Doa Rosario bagi Jiwa-jiwa Kudus di Api Penyucian mengawali rangkaian peringatan 40 Hari Bapak Antonius Triyatno menghadap Allah Bapa di Surga. Tidak kurang dari lima puluh-an umat telah hadir pada pukul 7 (tujuh) malam untuk bersama-sama mendaraskan doa rosario tersebut dengan ujub khusus untuk kedamaian jiwa almarhum. Tentu saja juga bagi jiwa-jiwa umat beriman yang saat ini masih berada di api penyucian. Tradisi doa rosario ini sudah beberapa dekade menjadi tradisi yang dibangun oleh umat Lingkungan Gregorius Agung Kaliajir setiap kali doa memule memperingati umat lingkungan yang telah berpulang. Pada saat selesai mendaraskan doa rosario, sekitar 100 (seratus) umat, baik umat LGAK maupun para suster SFD dan umat dari lingkungan tetangga, yang akan mengikuti Misa Memule telah hadir di rumah keluarga Maria Magdalena Supraptiwi.

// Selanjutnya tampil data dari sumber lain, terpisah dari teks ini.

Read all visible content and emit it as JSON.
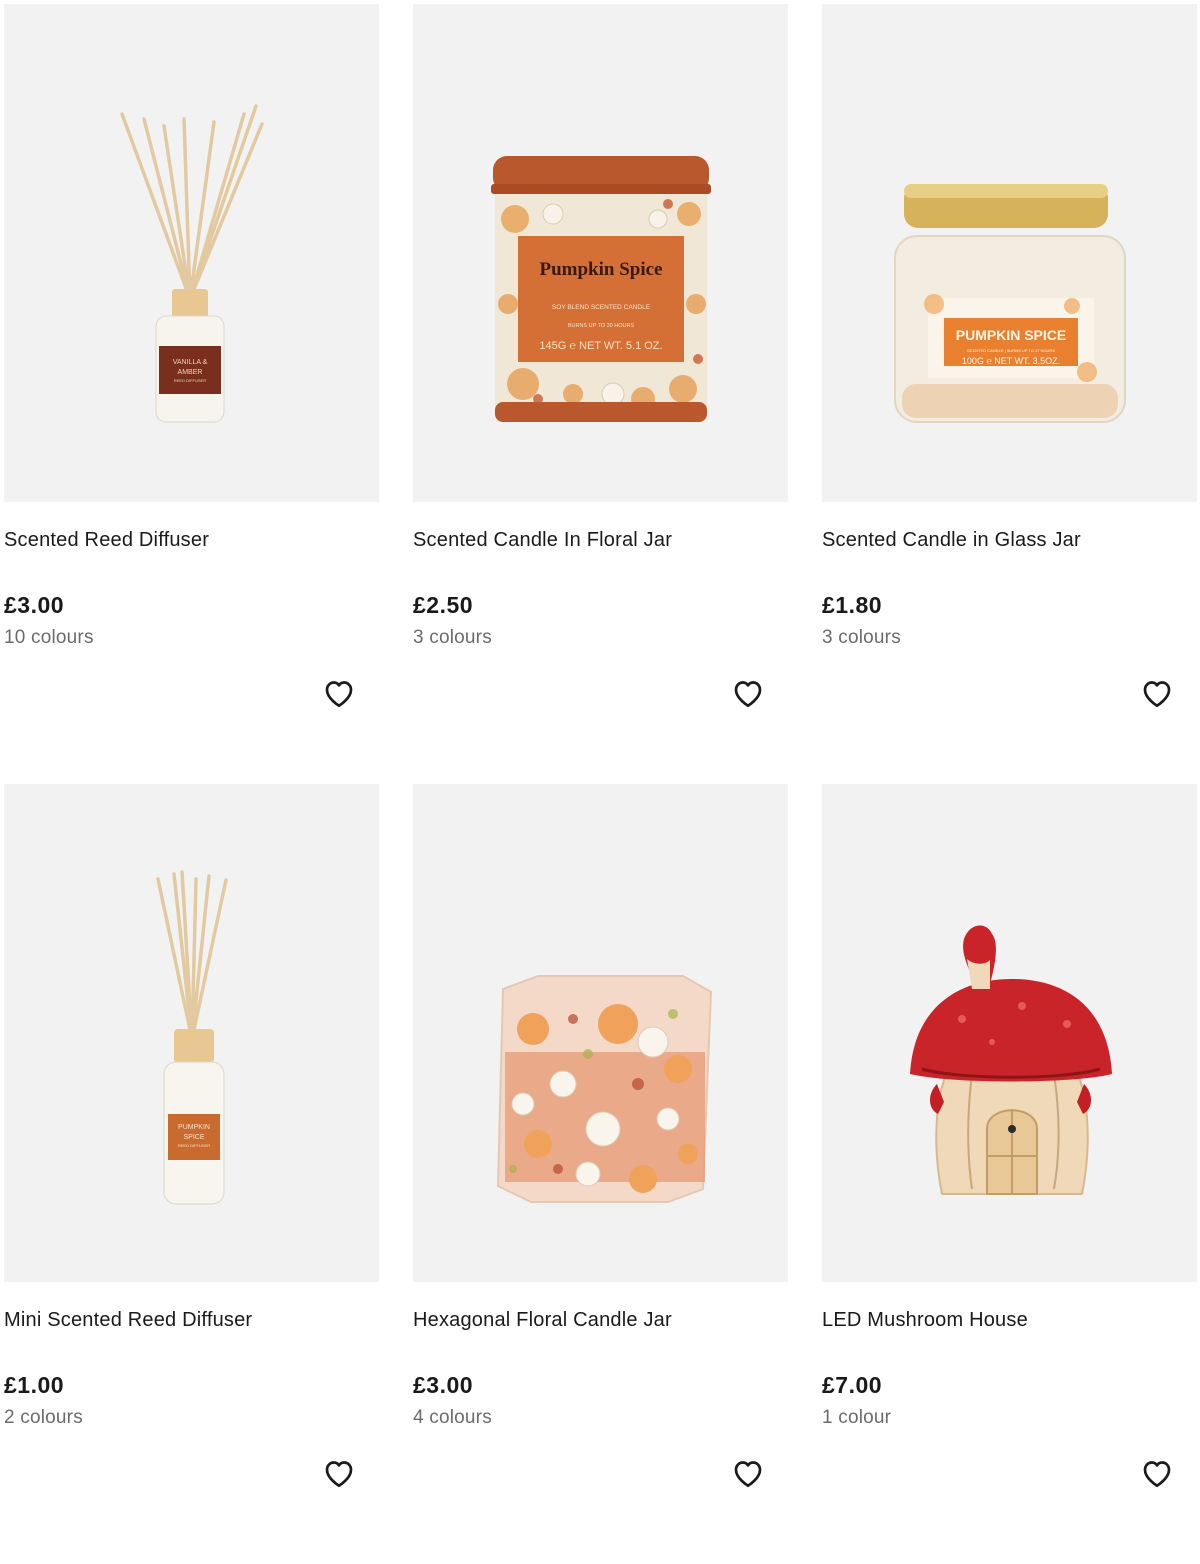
{
  "products": [
    {
      "name": "Scented Reed Diffuser",
      "price": "£3.00",
      "colours": "10 colours",
      "image": "reed-diffuser-vanilla-amber",
      "label_lines": [
        "VANILLA &",
        "AMBER",
        "REED DIFFUSER"
      ]
    },
    {
      "name": "Scented Candle In Floral Jar",
      "price": "£2.50",
      "colours": "3 colours",
      "image": "pumpkin-spice-tin-candle",
      "label_lines": [
        "Pumpkin Spice",
        "SOY BLEND SCENTED CANDLE",
        "BURNS UP TO 30 HOURS",
        "145G ℮ NET WT. 5.1 OZ."
      ]
    },
    {
      "name": "Scented Candle in Glass Jar",
      "price": "£1.80",
      "colours": "3 colours",
      "image": "pumpkin-spice-glass-jar-candle",
      "label_lines": [
        "PUMPKIN SPICE",
        "SCENTED CANDLE | BURNS UP TO 17 HOURS",
        "100G ℮ NET WT. 3.5OZ."
      ]
    },
    {
      "name": "Mini Scented Reed Diffuser",
      "price": "£1.00",
      "colours": "2 colours",
      "image": "mini-reed-diffuser-pumpkin-spice",
      "label_lines": [
        "PUMPKIN",
        "SPICE",
        "REED DIFFUSER"
      ]
    },
    {
      "name": "Hexagonal Floral Candle Jar",
      "price": "£3.00",
      "colours": "4 colours",
      "image": "hexagonal-floral-candle"
    },
    {
      "name": "LED Mushroom House",
      "price": "£7.00",
      "colours": "1 colour",
      "image": "led-mushroom-house"
    }
  ],
  "favourite_icon": "heart-outline-icon",
  "colors": {
    "image_bg": "#f2f2f2",
    "text": "#1a1a1a",
    "muted": "#6b6b6b"
  }
}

Tepat pukul 19.30 WIB Misa Memule mengenang 40 hari Bapak Antonius berpulang dimulai. Diawali dengan kidung pembuka oleh kelompok koor KMP Berbah. Suaranya menggema memecah keheningan malam di dusun Kaliajir Lor, dan mengantar semua umat memasuki suasana hening dan khusyuk dalam Perayaan Ekaristi yang dipimpin oleh Romo Yohanes Ngatmo, Pr. Dalam homily Romo Ngatmo mengungkapkan bahwa, “Empat puluh hari adalah waktu yang singkat. Rasanya baru kemarin almarhum mengikuti misa pagi di Gereja Kalasan. Sebagaimana hidup kita, yang sejatinya hanya sebentar, hingga saatnya kita pun nanti akan berpulang. Sudah seharusnya kita jalani dengan hal-hal yang bermanfaat agar pada saat kita dipanggil nanti sudah siap secara rohani.” Hal ini sekaligus mengingatkan kita semua untuk selalu menyiapkan batin agar sudah siap jika sewaktu-waktu dipanggil Tuhan. Bagaimana caranya? Taatilah sepuluh (10) perintah Allah dan lima (5) perintah Gereja. Tidak mudah, tetapi dengan berserah pada Tuhan dan berusaha berbuat baik niscaya Tuhan akan memberikan kekuatan kepada kita. Sebelum berkat penutup, Romo Ngatmo memberkati bunga tabur yang akan digunakan untuk nyekar ke makam almarhum, dengan harapan kebaikan almarhum akan tetap harum semerbak dan menjadi warisan luhur yang akan dilanjutkan oleh kedua putrinya yaitu Astri Meirinawati dan Irene Yosi Agung Kristanti, juga Ignatius Ardi Laksana menantunya, serta Elisabeth Arrasel Laksana dan Irene Arwita Gita Laksana cucunya.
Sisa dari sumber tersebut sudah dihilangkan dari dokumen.